The respondent in this case was convicted of murder and is serving his sentence in the Nevada prison system.

In 1987 he filed a civil rights complaint alleging he had shared a cell with a series of inmates who were heavy smokers and that prison officials had done nothing to separate smoking and nonsmoking inmates.

He also alleged certain medical symptoms as a result of exposure to secondary cigarette smoke, and that the exposure constituted cruel and unusual punishment.

He sought an injunction prohibiting prison administrators from housing him with inmates who smoke and asked for compensatory and punitive damages.

That complaint launched the case that is before the Court today.
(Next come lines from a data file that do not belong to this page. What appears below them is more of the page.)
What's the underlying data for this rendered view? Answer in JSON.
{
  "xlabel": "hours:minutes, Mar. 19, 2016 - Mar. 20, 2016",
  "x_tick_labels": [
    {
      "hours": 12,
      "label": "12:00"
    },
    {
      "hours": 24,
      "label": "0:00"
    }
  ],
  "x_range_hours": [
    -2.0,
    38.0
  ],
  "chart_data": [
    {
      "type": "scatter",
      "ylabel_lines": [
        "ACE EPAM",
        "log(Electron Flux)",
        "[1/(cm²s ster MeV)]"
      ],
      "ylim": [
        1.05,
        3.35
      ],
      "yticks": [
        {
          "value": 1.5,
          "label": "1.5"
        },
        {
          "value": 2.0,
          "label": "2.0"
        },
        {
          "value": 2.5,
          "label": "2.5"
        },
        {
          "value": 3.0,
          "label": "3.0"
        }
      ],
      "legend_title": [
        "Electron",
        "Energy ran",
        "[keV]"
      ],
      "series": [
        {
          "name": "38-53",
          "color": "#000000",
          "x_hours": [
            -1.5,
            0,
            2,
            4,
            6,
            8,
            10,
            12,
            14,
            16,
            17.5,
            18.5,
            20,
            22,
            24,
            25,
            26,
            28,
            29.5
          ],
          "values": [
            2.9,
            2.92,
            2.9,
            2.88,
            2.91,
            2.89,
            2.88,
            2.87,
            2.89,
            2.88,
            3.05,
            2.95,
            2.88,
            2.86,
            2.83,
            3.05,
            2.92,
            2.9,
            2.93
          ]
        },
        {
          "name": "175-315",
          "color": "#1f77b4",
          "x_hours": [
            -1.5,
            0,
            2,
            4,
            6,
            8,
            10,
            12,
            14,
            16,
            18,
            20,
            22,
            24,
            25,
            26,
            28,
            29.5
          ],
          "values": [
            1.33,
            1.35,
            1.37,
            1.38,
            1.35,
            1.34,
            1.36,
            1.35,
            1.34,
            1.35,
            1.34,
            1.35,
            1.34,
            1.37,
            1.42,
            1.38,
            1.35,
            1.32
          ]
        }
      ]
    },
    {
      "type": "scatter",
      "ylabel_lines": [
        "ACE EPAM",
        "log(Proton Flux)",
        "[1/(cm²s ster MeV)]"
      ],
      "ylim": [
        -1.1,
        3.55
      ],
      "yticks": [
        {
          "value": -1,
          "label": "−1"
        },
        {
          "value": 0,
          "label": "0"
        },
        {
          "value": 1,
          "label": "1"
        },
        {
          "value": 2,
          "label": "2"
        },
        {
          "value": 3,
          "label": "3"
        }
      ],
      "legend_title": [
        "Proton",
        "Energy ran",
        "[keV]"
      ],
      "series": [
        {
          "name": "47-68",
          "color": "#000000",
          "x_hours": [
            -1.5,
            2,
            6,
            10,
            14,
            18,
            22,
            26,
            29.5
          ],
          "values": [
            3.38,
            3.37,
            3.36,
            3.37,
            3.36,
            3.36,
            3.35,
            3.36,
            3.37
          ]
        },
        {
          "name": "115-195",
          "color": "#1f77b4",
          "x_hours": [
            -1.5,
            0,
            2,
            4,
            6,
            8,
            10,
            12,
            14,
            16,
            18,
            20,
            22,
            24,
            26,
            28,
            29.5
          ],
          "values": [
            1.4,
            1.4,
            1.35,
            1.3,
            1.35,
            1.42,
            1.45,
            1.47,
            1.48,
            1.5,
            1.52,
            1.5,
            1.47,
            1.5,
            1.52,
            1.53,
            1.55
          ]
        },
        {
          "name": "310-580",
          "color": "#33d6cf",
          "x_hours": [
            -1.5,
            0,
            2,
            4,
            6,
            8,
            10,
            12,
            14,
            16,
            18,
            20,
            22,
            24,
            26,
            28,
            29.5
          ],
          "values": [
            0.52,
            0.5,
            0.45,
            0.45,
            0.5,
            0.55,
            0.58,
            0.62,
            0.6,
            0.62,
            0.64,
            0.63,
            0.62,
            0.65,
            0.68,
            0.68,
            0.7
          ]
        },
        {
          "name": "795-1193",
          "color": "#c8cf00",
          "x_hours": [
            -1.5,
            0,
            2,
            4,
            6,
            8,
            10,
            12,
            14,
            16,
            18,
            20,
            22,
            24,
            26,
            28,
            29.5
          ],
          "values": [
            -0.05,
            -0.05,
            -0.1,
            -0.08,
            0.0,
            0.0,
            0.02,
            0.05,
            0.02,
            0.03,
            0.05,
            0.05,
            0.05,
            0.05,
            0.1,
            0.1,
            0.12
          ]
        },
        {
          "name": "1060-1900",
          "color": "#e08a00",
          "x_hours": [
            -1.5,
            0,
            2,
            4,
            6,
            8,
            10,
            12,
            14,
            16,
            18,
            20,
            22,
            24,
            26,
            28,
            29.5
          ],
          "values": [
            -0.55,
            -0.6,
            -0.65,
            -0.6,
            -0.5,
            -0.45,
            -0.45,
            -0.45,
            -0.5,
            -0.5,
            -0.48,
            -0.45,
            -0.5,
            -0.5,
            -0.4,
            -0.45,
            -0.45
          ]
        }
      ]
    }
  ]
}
The question is whether, as the Ninth Circuit has held, the respondent has stated a valid Eighth Amendment claim.

Even--

Sandra Day O'Connor:

General Del Papa, has Nevada changed its regulations since the institution of the lawsuit, concerning... insofar as they would affect placement of prisoners for smoking or nonsmoking purposes?

Frankie Sue Del Papa:

--No, Justice O'Connor.

The... the... what was in existence at the time of this initial complaint was an informal policy of accommodation in terms of whenever practical.

Sandra Day O'Connor:

And now that's embodied in written policies--

Frankie Sue Del Papa:

That's correct.

Sandra Day O'Connor:

--That are consistent with the former informal policies.

Frankie Sue Del Papa:

That's correct.

Sandra Day O'Connor:

And this particular petitioner, I mean plaintiff in the suit below, has been moved since the institution of the lawsuit.

Frankie Sue Del Papa:

That's correct.

Sandra Day O'Connor:

And is he presently being housed in a single cell?

Frankie Sue Del Papa:

Yes.

Sandra Day O'Connor:

Do you think there's some reason to think that he may be moved again during his incarceration and again subjected to secondary smoke?

Frankie Sue Del Papa:

The underlying facts are capable of repetition, yes.

Because at any time... of course, classifications are reviewed through administrative regulations at least every 6 months.

But, again, there is always the possibility of transfers.